I was under the impression that ‘sudo’ was baked into the entire system. Like ‘cd’ or ‘ps’. How exactly can you just swap out sudo? Does that involve swapping out chmod as well?
There's a capability baked into the entire system named 'setuid' which allows certain binaries run by a user to access things as if they were root.
For example, when a user changes their password using 'passwd' that executable gets special write access to the file containing hashes of all users' passwords. The system's security relies on passwd being coded carefully enough that it won't let one user change another user's password, no matter what input they give it.
sudo is "just" a setuid binary, which checks if the user is allowed to run things as root and if so uses its power to run them. It can be replaced.
There are a bunch of design implications resulting from the way setuid works - for example, the operating system has a special setting so if you plug in a USB drive containing a setuid binary, the setuid bit on it gets ignored. So you can't make a special version of sudo at home which doesn't check permissions, then take it to the school computer lab and have it work there.

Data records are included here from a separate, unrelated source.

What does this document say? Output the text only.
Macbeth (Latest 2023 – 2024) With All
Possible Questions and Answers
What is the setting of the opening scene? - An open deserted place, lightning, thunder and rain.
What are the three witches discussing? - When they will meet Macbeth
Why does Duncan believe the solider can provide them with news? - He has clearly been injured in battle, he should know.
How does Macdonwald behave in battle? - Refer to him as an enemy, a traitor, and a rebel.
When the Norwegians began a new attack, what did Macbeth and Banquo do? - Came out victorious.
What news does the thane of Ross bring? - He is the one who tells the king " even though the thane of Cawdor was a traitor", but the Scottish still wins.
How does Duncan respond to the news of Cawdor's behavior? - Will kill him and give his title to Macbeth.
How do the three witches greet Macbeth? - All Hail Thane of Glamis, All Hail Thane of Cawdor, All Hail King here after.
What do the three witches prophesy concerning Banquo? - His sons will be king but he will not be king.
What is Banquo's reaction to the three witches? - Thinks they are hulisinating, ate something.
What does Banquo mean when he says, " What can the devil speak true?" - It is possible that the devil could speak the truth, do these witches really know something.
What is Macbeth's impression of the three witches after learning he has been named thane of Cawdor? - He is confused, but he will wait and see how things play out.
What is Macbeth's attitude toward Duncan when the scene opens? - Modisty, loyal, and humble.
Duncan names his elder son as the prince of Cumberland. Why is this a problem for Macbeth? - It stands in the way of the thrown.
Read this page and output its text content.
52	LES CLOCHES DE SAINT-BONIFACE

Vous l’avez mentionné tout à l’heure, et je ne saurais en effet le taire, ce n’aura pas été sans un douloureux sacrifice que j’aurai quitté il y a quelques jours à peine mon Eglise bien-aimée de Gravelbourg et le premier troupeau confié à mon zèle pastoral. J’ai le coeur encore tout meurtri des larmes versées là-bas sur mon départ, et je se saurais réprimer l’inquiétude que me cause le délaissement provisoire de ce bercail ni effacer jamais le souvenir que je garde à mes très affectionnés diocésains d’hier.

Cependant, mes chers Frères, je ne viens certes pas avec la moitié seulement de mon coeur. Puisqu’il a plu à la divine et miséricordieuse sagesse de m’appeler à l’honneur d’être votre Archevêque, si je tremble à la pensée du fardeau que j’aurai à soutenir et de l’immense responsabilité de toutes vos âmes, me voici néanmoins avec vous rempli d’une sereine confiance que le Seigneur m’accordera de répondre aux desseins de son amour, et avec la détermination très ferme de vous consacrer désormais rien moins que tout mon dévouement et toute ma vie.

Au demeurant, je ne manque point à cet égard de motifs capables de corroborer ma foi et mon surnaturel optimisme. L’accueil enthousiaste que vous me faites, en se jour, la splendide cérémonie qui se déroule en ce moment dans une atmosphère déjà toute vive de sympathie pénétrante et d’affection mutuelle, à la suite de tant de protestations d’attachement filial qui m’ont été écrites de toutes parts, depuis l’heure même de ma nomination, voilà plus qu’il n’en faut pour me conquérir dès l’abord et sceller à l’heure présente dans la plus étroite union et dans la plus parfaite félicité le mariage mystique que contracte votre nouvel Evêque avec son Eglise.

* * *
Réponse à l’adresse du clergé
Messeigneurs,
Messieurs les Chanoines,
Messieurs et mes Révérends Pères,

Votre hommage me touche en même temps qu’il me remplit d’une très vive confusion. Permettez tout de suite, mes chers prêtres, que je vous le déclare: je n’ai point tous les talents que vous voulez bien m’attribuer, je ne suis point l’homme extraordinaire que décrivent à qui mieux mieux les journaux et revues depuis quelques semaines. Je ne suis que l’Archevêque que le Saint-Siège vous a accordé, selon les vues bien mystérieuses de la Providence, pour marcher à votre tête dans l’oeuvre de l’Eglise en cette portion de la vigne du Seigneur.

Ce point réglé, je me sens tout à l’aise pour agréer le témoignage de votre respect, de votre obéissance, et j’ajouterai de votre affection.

It's actually "to access things as if they were the owner of the binary" (which usually is root, but that's not required).
The problem with that, is that other than the uid, the program inherits everything like a normal program. Environment variables, current directory, open file descriptors, and so on. If the program (and the dynamic linker it uses, and any library it uses including the C standard library) is not very careful, it can be tricked through these inherited things to do unexpected actions while being able to access things as if they were root (or whoever the owner of the binary is). For instance, some environment variables tell the dynamic linker to load extra libraries, or to change from where it loads libraries; these have to be ignored when running as a setuid process.